Bike of the Month
Sonicweld Honda CB 350
by Peter Hipp
In 1989 at an American Federation of Motorcyclists (AFM) race weekend at Sears Point, I was racing my Honda CR750. There was a motorcycle swap meet near the race pits and at the end of my race day, I wandered into the swap area. There was one swapper with a lot of different parts, and leaning on his pick-up truck I saw a Honda CB 350 in a special frame. I asked him the price and he said, “$350”. Without hesitation, I immediately pulled out the money and gave it to him. He said, “Maybe I was to cheap, do you know what frame this is”? I replied, “Yes I do, it is a Sonicweld frame with Betor forks set up for flat tracking”. The seller told me he was on the way to the Sears Point swap and stopped at a yard sale, where he purchased the bike for $100. There was moss growing on the frame from being stored in an old barn in a wet climate.
I put the Honda onto my 2-rail trailer, facing backwards, between the to race bikes and transported it to my shop/house on the north shore of Lake Tahoe. Weeks later I started cleaning the carbs, adjusting the valves, setting the timing, changing the oil and more. After all the fettling, I installed my remote fuel set up and started the motor up. It sounded good and was not smoking. Driving it around the block, it ran and shifted great.

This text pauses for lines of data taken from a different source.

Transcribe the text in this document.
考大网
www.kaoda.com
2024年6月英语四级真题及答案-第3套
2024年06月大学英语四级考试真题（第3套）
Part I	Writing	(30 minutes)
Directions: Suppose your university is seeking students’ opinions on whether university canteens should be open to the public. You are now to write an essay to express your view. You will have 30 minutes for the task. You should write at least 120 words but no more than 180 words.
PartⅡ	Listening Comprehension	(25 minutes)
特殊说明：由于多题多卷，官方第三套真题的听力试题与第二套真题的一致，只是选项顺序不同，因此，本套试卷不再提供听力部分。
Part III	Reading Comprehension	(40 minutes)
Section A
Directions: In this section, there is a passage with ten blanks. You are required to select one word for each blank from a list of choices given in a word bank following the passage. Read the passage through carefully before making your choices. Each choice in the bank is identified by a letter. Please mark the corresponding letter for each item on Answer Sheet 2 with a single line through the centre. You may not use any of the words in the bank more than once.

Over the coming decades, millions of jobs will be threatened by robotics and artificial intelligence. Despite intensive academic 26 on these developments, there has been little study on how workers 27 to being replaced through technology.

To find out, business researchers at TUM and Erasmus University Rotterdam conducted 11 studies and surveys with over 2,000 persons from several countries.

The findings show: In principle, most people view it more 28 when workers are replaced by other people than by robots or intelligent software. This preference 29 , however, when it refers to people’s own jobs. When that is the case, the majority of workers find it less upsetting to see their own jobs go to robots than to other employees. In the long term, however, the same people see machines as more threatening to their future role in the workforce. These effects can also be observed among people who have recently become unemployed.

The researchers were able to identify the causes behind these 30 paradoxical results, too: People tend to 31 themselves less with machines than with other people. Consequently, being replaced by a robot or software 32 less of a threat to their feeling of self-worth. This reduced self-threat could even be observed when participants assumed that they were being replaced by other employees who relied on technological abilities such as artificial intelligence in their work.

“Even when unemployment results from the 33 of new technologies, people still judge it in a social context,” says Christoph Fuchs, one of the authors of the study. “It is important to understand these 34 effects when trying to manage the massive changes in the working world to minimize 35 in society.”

As winter set in at Lake Tahoe I started the process to make it into a road racer. I was thinking that I was going to start racing with the AHRMA (American Historic Racing Motorcycle Association) club. The class I would go for was Sportsman 350, which could bump up a class to Sportsman 500. All AHRMA vintage bikes are eligible to race in two classes. After market frames (Trackmaster, Champion, Sonicweld, etc.) are legal in the Sportsman classes. The Honda 350 motors are actually 325 cc and the rules allow the engines to be pumped up to 350cc, plus you can bore to 4th over, which makes it 362cc. Another criteria of the class is that the front brake must be a drum brake. Number plates are yellow for this class. AHRMA uses different color plates for different classes because there are multiple classes participating on the track at any given time. The different colored plates help the spectators determine who they are watching. In 1998, the AHRMA race was at Sears Point was in May or June and my Sonicweld Honda CB 350 ran in the top 5 in 350 Sportsman class.
I like the Sportsman 350 and Sportsman 500 classes, bikes and riders out there, and raced the 350 Sonic for 10 plus years at tracks all over the nation. My brothers, Steve and Kurt, as well as Steve's son, Kevin all have and currently race Honda CB 350’s. Over the years, I have learned how to build these motors and my bikes are currently some of the fastest in the nation.